Chiusa la causa con i lavoratori mandati via nel 2008 I 5 Stelle: «Invieremo le carte alla Corte dei conti»
NERETO. Il Comune di Nereto chiude la causa dei cinque ex Lsu ai quali dovrà pagare stipendi e spese per circa 302mila euro. Il Movimento 5 Stelle cittadino parla di «salasso per le casse comunali», riferendosi alla causa di lavoro degli ex lavoratori socialmente utili «i quali avevano svolto attività lavorativa, per numerosi anni, con contratto co.co.co., per poi essere, illegittimamente, mandati a casa a metà del 2008».

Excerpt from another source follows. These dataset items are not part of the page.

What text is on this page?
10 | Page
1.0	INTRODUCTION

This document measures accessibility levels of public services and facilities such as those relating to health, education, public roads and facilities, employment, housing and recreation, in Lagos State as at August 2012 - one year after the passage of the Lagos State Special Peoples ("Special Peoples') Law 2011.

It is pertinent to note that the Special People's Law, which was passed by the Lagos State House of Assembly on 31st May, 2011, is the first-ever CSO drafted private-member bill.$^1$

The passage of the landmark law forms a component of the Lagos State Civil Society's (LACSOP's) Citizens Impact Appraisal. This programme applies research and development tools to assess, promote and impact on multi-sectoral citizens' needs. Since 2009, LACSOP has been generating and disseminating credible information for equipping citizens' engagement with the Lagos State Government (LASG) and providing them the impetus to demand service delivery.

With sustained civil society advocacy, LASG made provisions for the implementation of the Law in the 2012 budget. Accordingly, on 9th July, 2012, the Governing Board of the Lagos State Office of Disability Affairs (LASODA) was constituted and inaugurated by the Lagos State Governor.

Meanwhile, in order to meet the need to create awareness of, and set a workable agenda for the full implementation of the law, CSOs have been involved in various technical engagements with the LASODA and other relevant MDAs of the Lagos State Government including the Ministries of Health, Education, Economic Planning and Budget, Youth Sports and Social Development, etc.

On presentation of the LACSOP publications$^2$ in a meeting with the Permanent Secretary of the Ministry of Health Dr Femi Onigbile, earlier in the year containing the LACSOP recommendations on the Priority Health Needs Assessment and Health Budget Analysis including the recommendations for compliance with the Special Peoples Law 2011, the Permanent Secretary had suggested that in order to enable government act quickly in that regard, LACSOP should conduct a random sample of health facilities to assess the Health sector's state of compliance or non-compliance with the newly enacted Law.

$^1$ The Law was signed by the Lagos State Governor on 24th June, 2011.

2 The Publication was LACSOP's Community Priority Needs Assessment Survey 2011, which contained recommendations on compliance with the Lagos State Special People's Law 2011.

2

La giunta comunale guidata dal sindaco Giuliano Di Flavio (che la situazione l’ha ereditata) ha approvato il verbale di conciliazione con cui ha riconosciuto a ciascuno degli ex cinque dipendenti cifre che vanno da un minimo di 44mila euro fino ad un massimo di 75mila, più spese processuali per 8.880 euro, al lordo delle ritenute. «Il Comune dovrà pagare, a nostro parere, anche i contributi previdenziali ed assistenziali all’Inps sulle retribuzioni che dovrà liquidare a ciascuno degli ex dipendenti, per la parte a carico del datore di lavoro, che sono espressamente previsti per legge», prosegue il movimento pentastellato, «la gravità della situazione si appalesa in tutta l’incapacità degli amministratori che si sono succeduti nel tempo a governare il nostro Comune e che hanno nel corso degli ultimi 15 anni peggiorato i conti comunali. Ovviamente chiederemo tutti gli atti relativi a tale contenzioso per sottoporli all’attenzione della Procura della Corte dei conti affinchè verifichi le responsabilità sia degli amministratori che dei funzionari che hanno violato il più elementare principio di una corretta attività amministrativa, e da subito la relazione del legale di fiducia del Comune».
In appello, venne parzialmente riformata la sentenza con la quale il giudice del lavoro di Teramo aveva riconosciuto agli ex Lsu il lavoro subordinato. In appello il Comune aveva infatti ottenuto che agli ex lavoratori non venisse riconosciuto un profilo economico superiore (B7) rispetto a quello con cui hanno prestato servizio (B1). Per cui, pur dovendo il Comune pagare arretrati salariali per gli anni di lavoro svolti, non dovrà però riconoscere agli ex lavoratori socialmente utili un profilo professionale maggiore.